One-way, yes. pg's COPY command can't do upserts, this can.

The primary use case for this appears to be ETL. Pg_dump is more backup-oriented and optimized for larger operations, vs. a bit more fine-grained in most ETL processes.

sharadov · on March 24, 2020

Kind of like MSSQL SSIS, but with only data export-import functionality.

natmaka · on March 25, 2020

pg_comparator, albeit barely known, is a monster. For sync purposes think of it as a rsync for PG.

It needs temp tables.

https://www.cri.ensmp.fr/people/coelho/pg_comparator/

sgt · on March 25, 2020

Can confirm pg_comparator is a very solid piece of software.

tomnipotent · on March 24, 2020

Embulk has been around for a long time, and supports considerably more options than just Postgres (especially since pgsync looks like it's just doing statement-based data copying).

https://github.com/embulk/embulk

nickreese · on March 26, 2020

A little late to the party, but this could possibly help someone.

I spent a few hours trying all of the options in this thread and I couldn't find anything that also transferred functions and triggers which was vital for my project.

Here is a little bash file that I whipped together to completely wipe the DB and import it in.

https://gist.github.com/nickreese/8eeb01e2f73fec2bf2dbfecf5d...

Just have the variables in your .env file and it will wipe your local DB and copy from production.

mhd · on March 24, 2020

I'd really like some PostGres sync tool that would allow me to use something like "copy-on-write", i.e. do an upsert on each row, unless some condition evaluates to true, using both target and source data (e.g. target modified_at > source modified_at).
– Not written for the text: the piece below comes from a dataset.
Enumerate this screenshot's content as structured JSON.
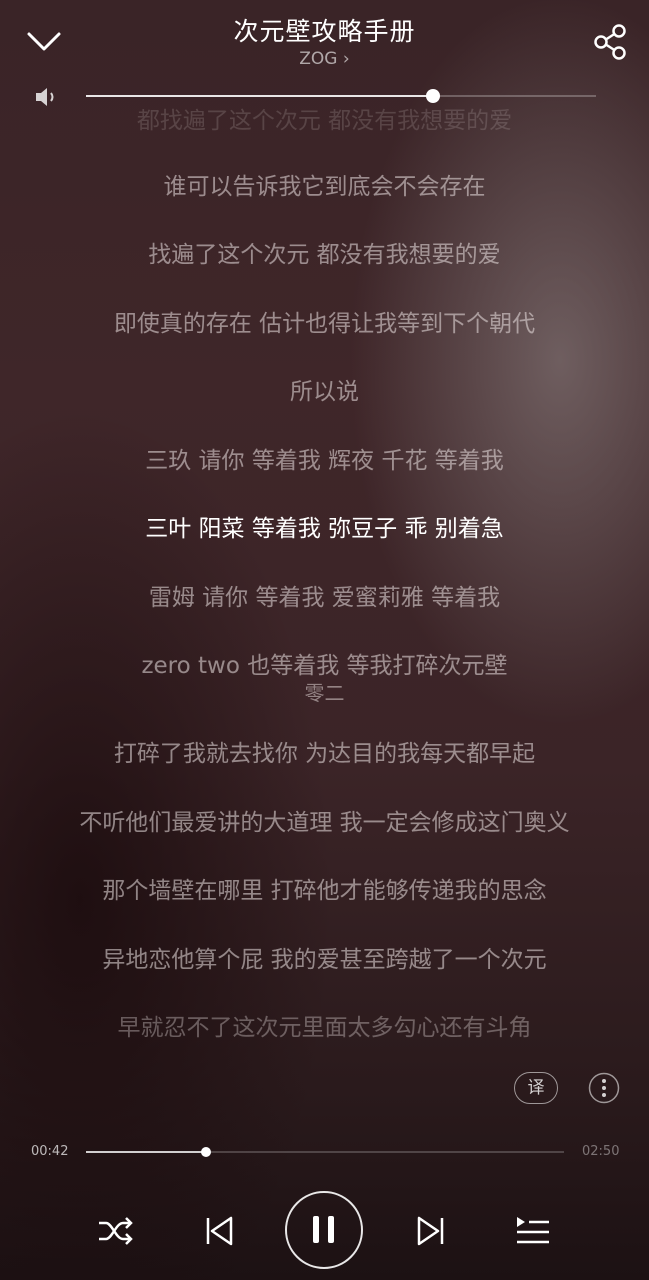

Would allow for some common date to be easily shared between databases (better performance characteristics than e.g. a foreign table/union view).

arcticfox · on March 24, 2020

How does this compare to dumping and loading for full databases? I have a number of cloning processes that do that, should I look into this instead?

jaxn · on March 24, 2020

Can't use the local db while restoring, this should help with that (I hope).

blairanderson · on March 25, 2020

This makes getting production data down to your local machine super quick.

Need user where id = 64418362 and associated orders, order_items, etc

Done in like 5 seconds

jaxn · on March 24, 2020

I have a citus cluster in production and then some manual scripts to turn it back into a single-tenant database for in-house reporting. Basically pgdump and restore. This has to happen overnight since we can't run reports while it is restoring.

I am excited to try this and see if it might be a better way to pull in what's needed.

loganfrederick · on March 24, 2020

Is there something specific in Postgres (perhaps in the binlog) that makes it easier to do this than MySQL? Seems like there's more tools for this kind of data loading than I've seen for MySQL.

BTW: Awesome work ankane! Cool dude too :)

rpedela · on March 25, 2020

This tool uses COPY which is highly optimized and supports stdout and stdin. The combination makes it relatively easy to copy tables around. I don't believe MySQL INFILE/OUTFILE is as flexible.

chungus · on March 25, 2020

I did the ghetto version of this yesterday: pg_dump -t tablename sourcedatabase | psql targetdatabase

forgingahead · on March 25, 2020

Related note to this library: Andrew Kane (@ankane) has released some great tools that I've found useful, notably Blazer (for our use cases) -- good to see this is another nice piece of work from him. Thanks @ankane!

metreo · on March 24, 2020

Purely in Ruby as well... nice.

why-el · on March 24, 2020

Ruby is just for plumbing, i.e. preparing queries and whatnot, it's still pg_dump under the hood.